Interview and have eviction attorneys on retainer. Make sure you negotiate a standard price for a standard eviction before you need to engage your attorney to process an eviction.

Create Processes and Follow Them

Operational processes are critical for running any business, and real estate rental businesses are no exception. You need to create processes to handle issues and to treat everyone equally. There are a lot of laws dealing with how you can treat tenants. Creating processes at the beginning will keep you out of trouble in the long run.

I try to automate all of my businesses as much as possible. This includes setting up “automatic drafting” of rent monthly versus getting a rent check in the mail. Offer a slight discount for your tenants if they sign up.

Automate how your tenants communicate with you.

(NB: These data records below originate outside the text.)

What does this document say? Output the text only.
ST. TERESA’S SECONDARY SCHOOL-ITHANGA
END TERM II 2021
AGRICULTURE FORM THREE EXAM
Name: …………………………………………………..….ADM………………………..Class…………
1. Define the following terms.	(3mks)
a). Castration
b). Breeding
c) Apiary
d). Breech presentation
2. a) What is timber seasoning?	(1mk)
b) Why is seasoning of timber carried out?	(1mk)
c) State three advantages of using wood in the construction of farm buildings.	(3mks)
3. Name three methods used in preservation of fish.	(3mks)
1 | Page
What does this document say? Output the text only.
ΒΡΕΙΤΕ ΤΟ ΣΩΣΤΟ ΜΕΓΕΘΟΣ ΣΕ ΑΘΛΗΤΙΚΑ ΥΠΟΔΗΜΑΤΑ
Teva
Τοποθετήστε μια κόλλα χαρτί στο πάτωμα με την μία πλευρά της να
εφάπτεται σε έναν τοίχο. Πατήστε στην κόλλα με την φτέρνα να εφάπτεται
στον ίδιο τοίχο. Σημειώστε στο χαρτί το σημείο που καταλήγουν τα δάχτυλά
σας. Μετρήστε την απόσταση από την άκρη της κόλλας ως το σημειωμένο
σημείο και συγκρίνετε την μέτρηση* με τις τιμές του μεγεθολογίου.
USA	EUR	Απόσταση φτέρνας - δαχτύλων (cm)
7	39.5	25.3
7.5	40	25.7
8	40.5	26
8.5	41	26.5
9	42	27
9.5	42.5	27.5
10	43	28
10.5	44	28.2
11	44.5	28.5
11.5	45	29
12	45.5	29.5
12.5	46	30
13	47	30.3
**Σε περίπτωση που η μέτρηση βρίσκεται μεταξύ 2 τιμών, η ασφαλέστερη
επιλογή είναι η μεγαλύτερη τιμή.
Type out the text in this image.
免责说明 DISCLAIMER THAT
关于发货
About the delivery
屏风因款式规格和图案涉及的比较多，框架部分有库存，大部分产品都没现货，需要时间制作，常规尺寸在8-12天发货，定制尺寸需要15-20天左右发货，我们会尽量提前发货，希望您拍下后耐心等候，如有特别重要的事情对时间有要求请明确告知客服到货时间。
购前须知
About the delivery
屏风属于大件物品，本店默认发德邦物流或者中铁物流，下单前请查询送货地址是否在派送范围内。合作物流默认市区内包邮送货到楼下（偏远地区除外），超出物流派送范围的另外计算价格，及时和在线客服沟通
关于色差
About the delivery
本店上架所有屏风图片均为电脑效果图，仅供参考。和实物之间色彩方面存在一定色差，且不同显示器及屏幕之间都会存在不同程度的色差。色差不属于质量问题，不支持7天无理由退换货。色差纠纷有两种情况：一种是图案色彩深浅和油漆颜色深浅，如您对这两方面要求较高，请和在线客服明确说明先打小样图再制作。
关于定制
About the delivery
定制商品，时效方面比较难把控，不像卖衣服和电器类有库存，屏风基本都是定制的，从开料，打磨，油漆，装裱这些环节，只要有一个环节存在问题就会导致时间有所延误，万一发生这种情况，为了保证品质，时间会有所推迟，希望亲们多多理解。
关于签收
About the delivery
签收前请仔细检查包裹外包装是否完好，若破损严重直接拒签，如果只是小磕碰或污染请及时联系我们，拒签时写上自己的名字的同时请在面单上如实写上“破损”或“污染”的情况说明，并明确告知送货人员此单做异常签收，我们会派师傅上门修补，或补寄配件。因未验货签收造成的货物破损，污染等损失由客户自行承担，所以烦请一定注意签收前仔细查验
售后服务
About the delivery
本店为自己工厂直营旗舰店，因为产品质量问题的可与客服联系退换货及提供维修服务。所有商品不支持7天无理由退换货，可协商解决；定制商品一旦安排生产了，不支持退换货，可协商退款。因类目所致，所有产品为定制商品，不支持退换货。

It is very simple to implement forms on your property’s WordPress website to allow them to report damage. Using cloud telephone systems (we use 8×8), you can create emergency numbers, route calls to multiple recipients, or have the system transcribe voicemail into email for you or your team.

If possible, automate and streamline how you deal with your vendors as well. They will appreciate direct deposit into their accounts, having company credit cards on file, and how it all eases their daily operations as well.

Screen Your Tenants Thoroughly

First and foremost, your tenants are your customers.

You are entrusting your tenants with your property and relying on them to make timely payments. It makes sense to carefully screen your tenants, including a credit check and criminal background check.

For residential rentals, Zillow has an incredible tool that you can list your property for rent and run background checks on prospective tenants. Best of all it is free for the property owner.

Don’t Accept Partial Rent Payments

This isn’t legal advice, but don’t accept partial rent payments. This sets a precedent and “course of conduct” and may make future eviction more difficult. Your lease has stipulations regarding late rent.  Follow your contract (your processes) since you are going to hold your tenant to the contract.

Act Quickly to Remove Problem Tenants

It may seem counterintuitive, but you are helping your tenants when you act quickly.

Removing tenants that break the rules and disturb other tenants shows that you care about your property and your tenants. Acting quickly and decisively shows that you are a professional company that has processes and follows them.

If they cannot afford to stay in that apartment, communicate with the tenant to get them out quickly.  If you need to proceed with eviction, contact your lawyer and get started quickly.

How do You Make Money with Rental Property? Thoughts on Rental Property Businesses

I hope these tips help answer “How do You Make Money with Rental Property? “ and give you concrete steps if you decide to build this type of business.

Over the years, being a landlord has been a profitable business for me, especially when I could acquire the property at a great price or convert a property to a better use (turning long term rentals into a vacation rental property for example).

Owning and operating rental real estate is a great Income Lever and has Lever Rank, it is definitely not passive. There is risk and work involved and you can still lose money every year. It is a great way to build wealth and income over time if operated properly and purchased at the right price.

I have been transitioning more toward owning real estate through REITs and Crowdfunding, but I am always looking for a great deal. If I was going to leave you with one thing from these tips on making money with rental properties, it would be not to overpay when you buy the property.

Great properties, in great locations, that deliver great returns, and are for sale at a great price, do not come along often.

How do You Make Money with Rental Property? Be picky.

Take your time and choose your properties wisely.